Concrete with at least 60% limestone, shale or trap rock aggregates can provide up to 4 hours of fire resistance with only 50 mm thick encasement thickness. Due to its heavy weight concrete is mainly used to fire protect columns although it is widely used to protect steel floors and roof decks.

Fixed fire protection systems installed in buildings or structures are activated once any signs of fire appear. Their main purpose is to extinguish fire at its early stages. There are several fixed fire protection systems of which the three most popular are: sprinkler systems, gaseous extinguishing systems and foam systems.

 

Sprinkler Systems 
Sprinklers have long been acknowledged as the first line of attack in a fire situation. Some records show that, in fully sprinklered premises, 99% of all fires have been controlled by sprinkler systems.

The reason sprinklers are so effective is because they attack the seat of the fire before it has time to spread. There is no excessive use of water to extinguish the fire; 65% of fires in sprinklered locations have been controlled by five or fewer heads.

Gaseous Extinguishing System 
There will always be risk areas where there is a need to extinguish a fire at the earliest possible stage, to minimize damage to extremely valuable or sensitive equipment, and without risk to personnel. In such instances the use of a gaseous extinguishing system is a good choice.

One type of gaseous extinguishing systems is CO2 systems. Although carbon dioxide fire protection is not new, its unique fire protection benefits have enabled it not only to survive, but evolve over the years. Today’s CO2 systems utilize sophisticated detectors, hi-tech control panels and computer aided design of agent pipe network.

Gaseous systems are normally used in computer rooms, control rooms and switch-gear rooms, etc.

Foam Systems 
Low, medium or high expansion foam is now available for any industry that involves the use of highly flammable liquids that could be subject to a variety of intense fires.

When mixed with proper amounts of fresh or salt water and air in foam hardware, the system produces foam bubbles that are light enough to float on the surface of hydrocarbon fuels.

Fire fighting foam extinguishes and secures fuels in three stages. It creates a foam blanket, which deprives the fire of oxygen, it significantly reduces vaporization by up to 95% and the water content helps cool the fuel.

The latest foam systems have a long storage life. They normally are non-corrosive to most common construction materials and have minimal effect on the environment. Foam systems have a proven track record in protecting hazards in buildings such as process areas and aircraft hangers.

Fire Detection and Alarm Systems
The installation of fire detection and alarm systems is essential especially in buildings that contain a large number of people at one time such as offices, hospitals, shopping centers, factories, etc., to help in immediate and speedy evacuation of the building.

Generally, a fire detection and control system is temperature sensitive. It will respond to moderate temperature changes in the building. Such systems are normally designed so as not to respond to gradual increase in temperature, seasonal changes in ambient temperature, arc lights, welding torches, and infrared light or ultraviolet rays.

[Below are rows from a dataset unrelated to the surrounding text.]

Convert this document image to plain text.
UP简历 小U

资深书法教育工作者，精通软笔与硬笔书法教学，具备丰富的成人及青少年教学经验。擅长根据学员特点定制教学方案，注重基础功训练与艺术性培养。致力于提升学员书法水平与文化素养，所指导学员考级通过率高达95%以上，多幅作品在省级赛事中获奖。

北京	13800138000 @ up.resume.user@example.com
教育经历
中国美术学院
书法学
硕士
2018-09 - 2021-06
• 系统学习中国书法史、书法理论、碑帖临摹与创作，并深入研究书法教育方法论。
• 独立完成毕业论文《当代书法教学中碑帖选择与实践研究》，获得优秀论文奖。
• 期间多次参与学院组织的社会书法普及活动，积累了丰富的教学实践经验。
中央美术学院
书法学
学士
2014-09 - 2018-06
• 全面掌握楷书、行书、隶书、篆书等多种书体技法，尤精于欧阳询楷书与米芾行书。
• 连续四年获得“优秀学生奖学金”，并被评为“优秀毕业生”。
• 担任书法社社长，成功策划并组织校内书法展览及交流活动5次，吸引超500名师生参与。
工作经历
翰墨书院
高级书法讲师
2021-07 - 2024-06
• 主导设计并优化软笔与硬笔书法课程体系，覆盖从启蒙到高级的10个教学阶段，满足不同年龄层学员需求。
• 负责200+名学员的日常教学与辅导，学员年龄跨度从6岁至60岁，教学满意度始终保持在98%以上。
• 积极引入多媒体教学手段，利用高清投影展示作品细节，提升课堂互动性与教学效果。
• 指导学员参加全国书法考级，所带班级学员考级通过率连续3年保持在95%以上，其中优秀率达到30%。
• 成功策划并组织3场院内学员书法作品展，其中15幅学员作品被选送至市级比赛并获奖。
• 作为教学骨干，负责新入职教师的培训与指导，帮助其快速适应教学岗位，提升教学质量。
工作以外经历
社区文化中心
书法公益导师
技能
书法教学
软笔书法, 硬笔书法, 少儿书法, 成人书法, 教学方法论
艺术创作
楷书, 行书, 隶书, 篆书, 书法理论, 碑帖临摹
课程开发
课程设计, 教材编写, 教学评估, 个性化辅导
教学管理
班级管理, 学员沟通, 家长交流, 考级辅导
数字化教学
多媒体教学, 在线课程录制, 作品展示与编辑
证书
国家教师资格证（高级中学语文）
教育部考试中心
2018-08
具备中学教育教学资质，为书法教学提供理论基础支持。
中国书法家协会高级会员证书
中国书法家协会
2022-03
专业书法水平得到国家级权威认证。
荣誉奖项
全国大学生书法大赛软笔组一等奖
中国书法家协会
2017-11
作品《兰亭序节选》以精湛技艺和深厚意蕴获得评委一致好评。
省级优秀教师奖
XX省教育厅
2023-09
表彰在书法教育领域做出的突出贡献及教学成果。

Furthermore, different alarm and communication systems are available and can be used depending on the type and function of the building. Such systems include voice alarm systems that provide manually or automatically, relayed instructions to aid evacuation; public address systems that provide general paging and announced facilities including music and speech reinforcement; and integrated systems used to complement and operate with fire detection systems.